Shantel offers online tutorial services. She charges $25.00 an hour per student. Her budget tracker reflects a total of $3,200.00 monthly expenses. How many hours must Shantel work each month to earn a monthly profit of at least $600.00?
at least _ hours
Let's assume that Shantel needs to work "x" hours each month to earn a monthly profit of at least $600.
Her earnings per month can be calculated as: $25.00/hour * x hours
Her expenses per month are given as $3,200.00.
Her profit per month can be calculated as: Earnings - Expenses = $600.00
So, $25.00/hour * x hours - $3,200.00 = $600.00.
Simplifying the equation, we get: $25.00 * x - $3,200.00 = $600.00.
Adding $3,200.00 to both sides of the equation, we get: $25.00 * x = $600.00 + $3,200.00.
Combining like terms, we get: $25.00 * x = $3,800.00.
Dividing both sides of the equation by $25.00, we get: x = $3,800.00 / $25.00.
Calculating the value of x, we find: x = 152.
Therefore, Shantel must work at least 152 hours each month to earn a monthly profit of at least $600.00.

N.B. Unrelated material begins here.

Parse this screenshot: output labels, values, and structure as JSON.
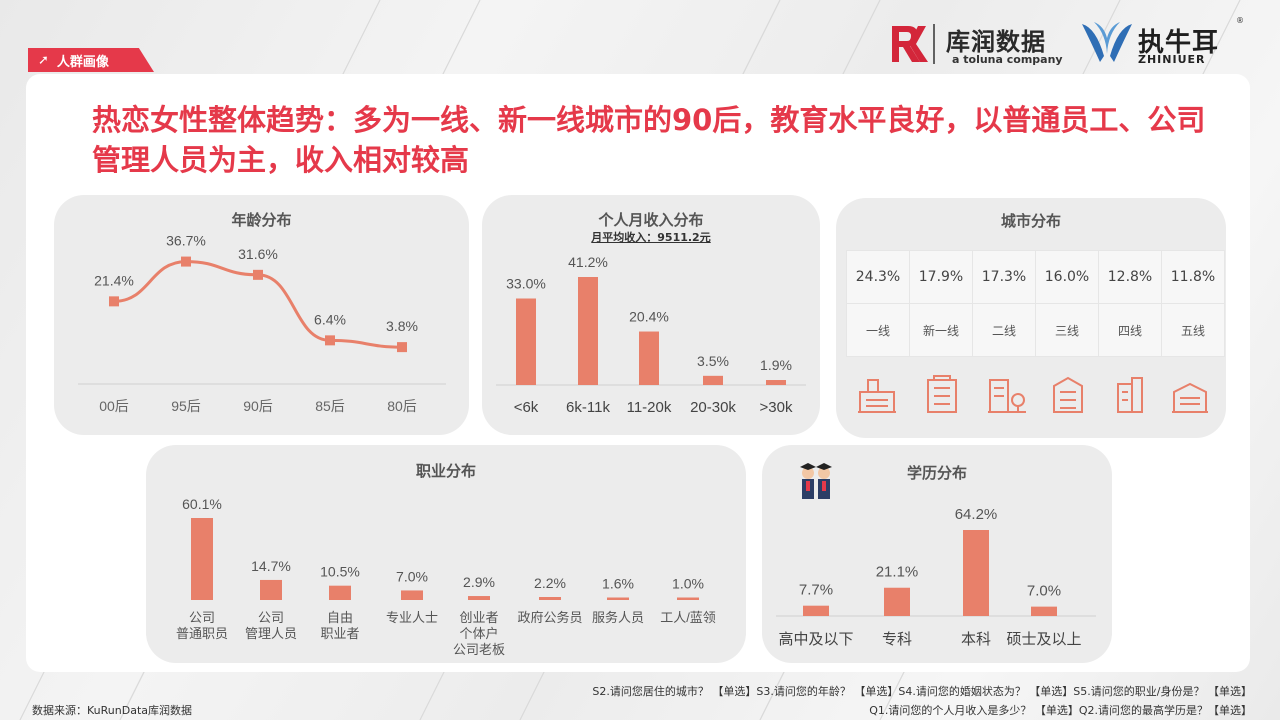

To find out how many hours Shantel must work each month to earn a profit of at least $600.00, we need to set up an equation.
Let's denote the number of hours Shantel works each month as "x".
The total income she will earn from tutoring, with a charge of $25.00 per hour per student, is given by the equation: Income = 25x.
Her monthly expenses are $3,200.00.
Her monthly profit is calculated by subtracting her expenses from her income: Profit = Income - Expenses.
We need to find the value of "x" that satisfies the inequality: Profit ≥ $600.00.
So, the equation becomes: 25x - $3,200.00 ≥ $600.00.
To isolate "x," we need to move the negative $3,200.00 to the other side by adding it to both sides of the equation:
25x - $3,200.00 + $3,200.00 ≥ $600.00 + $3,200.00.
Simplifying the equation gives:
25x ≥ $3,800.00.
Finally, divide both sides of the equation by 25 to solve for "x":
25x/25 ≥ $3,800.00/25,
x ≥ $152.00.
From the calculation, we find that Shantel must work at least 152 hours per month to earn a monthly profit of at least $600.00.